Lily und Marie sind nur anders

Das Ehepaar Zilske hat zwei Mädchen mit Down-Syndrom adoptiert.
Besuch bei einer außergewöhnlich normalen Familie

Von Ulrike Schnellbach

Lily und Marie Lily (links) und Marie (rechts) spielen gerne im Garten mit den Nachbarskindern - Foto: privat

In jenem Jahr wollten Martina und Helmut Zilske mit der anderthalb-jährigen Marie nach Fuerte Ventura fliegen. Urlaub am Strand, Rundumversorgung im Hotel, Erholung eben. Doch daraus wurde nichts. Ganz und gar nichts. Ein Anruf kam dazwischen, der das Familienleben der Zilskes erst einmal auf den Kopf stellen sollte: In einer Hamburger Klinik war soeben Lily geboren, und Lilys Mutter gab sie nach nur einer Nacht zur Adoption frei.

So sagten die Zilskes ihren Urlaub ab und fuhren stattdessen nach Hamburg, Lily abholen. „Sie war ein ganz süßes Baby“, sagt Martina Zilske (41) und zeigt ein Foto der Neugeborenen. Auffällig nur der breit daliegende Bauch, den keine Muskulatur zusammenzuhalten scheint. Lily war mit Down-Syndrom zur Welt gekommen, die Muskelschwäche eines der Symptome.

Nun war es ja nicht so, dass Lily das erste behinderte Kind der Zilskes war: Auch Marie, die Martina und Helmut Zilske anderthalb Jahre zuvor adoptiert hatten, hat Down-Syndrom. „Wir dachten also, wir wüssten, was auf uns zukommt“, erzählt Helmut Zilske (52), „aber da hatten wir uns getäuscht.“ Das erste Jahr mit Lily stellte die Eltern auf eine harte Probe, und es gab Momente, in  denen beide dachten, sie würden es nicht schaffen.
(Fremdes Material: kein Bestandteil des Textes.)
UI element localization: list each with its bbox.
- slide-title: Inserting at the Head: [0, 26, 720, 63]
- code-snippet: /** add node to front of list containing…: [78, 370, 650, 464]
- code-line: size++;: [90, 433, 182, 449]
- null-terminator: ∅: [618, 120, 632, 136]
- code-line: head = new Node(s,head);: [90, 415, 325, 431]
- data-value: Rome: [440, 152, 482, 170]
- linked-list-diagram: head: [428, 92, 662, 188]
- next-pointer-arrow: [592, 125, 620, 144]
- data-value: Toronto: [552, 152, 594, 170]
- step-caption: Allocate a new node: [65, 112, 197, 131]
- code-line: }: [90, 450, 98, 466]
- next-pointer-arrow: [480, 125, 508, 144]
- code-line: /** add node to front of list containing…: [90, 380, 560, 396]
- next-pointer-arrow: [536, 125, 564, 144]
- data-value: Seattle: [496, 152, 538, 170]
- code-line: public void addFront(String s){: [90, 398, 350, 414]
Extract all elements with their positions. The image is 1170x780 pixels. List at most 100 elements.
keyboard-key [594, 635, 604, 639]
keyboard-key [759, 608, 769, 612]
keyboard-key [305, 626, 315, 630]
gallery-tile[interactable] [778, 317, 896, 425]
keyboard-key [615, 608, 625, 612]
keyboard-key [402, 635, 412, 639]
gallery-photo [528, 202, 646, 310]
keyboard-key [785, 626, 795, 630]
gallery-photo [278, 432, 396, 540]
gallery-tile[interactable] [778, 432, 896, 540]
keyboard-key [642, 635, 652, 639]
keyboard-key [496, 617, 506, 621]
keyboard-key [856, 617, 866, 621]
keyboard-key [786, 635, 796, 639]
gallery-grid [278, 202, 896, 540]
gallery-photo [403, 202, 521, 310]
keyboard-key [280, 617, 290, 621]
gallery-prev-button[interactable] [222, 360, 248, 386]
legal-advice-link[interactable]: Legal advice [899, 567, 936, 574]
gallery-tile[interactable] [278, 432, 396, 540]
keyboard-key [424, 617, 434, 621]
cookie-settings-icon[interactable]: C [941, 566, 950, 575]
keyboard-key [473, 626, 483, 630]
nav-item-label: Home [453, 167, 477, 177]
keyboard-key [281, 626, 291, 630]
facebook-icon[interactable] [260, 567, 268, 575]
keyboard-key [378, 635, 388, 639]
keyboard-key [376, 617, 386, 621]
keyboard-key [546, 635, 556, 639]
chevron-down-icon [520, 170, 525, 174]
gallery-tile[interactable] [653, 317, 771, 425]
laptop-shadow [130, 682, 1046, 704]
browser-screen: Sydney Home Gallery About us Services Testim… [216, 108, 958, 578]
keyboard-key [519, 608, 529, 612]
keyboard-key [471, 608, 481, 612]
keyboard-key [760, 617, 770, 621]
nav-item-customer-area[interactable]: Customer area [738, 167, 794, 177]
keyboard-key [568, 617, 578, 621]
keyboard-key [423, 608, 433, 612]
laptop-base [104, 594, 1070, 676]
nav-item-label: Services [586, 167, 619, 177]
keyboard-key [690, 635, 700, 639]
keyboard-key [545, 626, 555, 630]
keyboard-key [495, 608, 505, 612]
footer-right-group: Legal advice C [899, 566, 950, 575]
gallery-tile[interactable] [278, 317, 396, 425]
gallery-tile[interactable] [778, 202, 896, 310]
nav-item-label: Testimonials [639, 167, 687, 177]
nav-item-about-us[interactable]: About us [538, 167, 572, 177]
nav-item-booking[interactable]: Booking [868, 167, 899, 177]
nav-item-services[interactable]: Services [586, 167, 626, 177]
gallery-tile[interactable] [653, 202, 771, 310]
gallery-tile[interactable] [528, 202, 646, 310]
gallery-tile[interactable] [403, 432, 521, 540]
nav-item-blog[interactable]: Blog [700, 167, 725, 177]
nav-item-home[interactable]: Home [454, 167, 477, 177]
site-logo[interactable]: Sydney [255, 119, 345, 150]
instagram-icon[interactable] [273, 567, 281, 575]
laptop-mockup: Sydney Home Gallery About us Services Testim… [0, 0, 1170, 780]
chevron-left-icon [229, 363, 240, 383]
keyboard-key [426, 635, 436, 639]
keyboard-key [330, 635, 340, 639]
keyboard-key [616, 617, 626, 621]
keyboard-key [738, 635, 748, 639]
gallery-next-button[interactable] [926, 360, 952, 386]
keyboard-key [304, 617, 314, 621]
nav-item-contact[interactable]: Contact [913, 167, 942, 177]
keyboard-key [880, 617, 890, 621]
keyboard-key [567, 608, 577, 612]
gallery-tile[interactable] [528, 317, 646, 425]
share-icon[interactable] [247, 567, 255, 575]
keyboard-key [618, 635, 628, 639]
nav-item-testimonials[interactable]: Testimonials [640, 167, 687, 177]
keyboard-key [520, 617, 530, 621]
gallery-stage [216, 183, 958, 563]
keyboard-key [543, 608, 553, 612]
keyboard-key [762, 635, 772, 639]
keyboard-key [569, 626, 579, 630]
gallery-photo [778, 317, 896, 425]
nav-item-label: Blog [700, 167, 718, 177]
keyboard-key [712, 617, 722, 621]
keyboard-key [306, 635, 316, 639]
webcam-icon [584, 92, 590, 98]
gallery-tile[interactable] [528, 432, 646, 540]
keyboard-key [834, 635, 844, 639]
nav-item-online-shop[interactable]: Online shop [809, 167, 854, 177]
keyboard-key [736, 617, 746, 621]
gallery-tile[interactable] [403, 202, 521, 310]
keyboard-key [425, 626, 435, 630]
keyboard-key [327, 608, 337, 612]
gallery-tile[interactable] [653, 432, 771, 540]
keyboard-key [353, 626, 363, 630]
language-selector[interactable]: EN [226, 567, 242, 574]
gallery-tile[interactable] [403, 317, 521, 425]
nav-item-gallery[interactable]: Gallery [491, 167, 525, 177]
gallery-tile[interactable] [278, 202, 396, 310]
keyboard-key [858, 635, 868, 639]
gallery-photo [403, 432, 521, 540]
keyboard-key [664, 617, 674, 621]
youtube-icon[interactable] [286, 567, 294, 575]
„Lily war ein so schlappes, inaktives Baby, dass wir sehr zweifelten, ob daraus ein aktiver Mensch werden kann“, sagt Martina Zilske. Vier Mal am Tag mussten die Eltern Gymnastik mit dem Baby machen, je eine halbe Stunde. Und das bedeutete: eine halbe Stunde Gebrüll. Dazu die Unsicherheit, ob diese enorme Anstrengung überhaupt zum Ziel führen würde.

„Nach einem Jahr wurde deutlich, dass es funktionierte.“ Die Erleichterung ist den Eltern noch heute anzumerken. Lily lernte tatsächlich krabbeln und mit anderthalb Jahren auch laufen. Ihr Bauch ist bis heute etwas schwabbelig, aber die tägliche Gymnastik hilft beim Muskelaufbau. Lily ist inzwischen vier, Marie bald sechs Jahre alt.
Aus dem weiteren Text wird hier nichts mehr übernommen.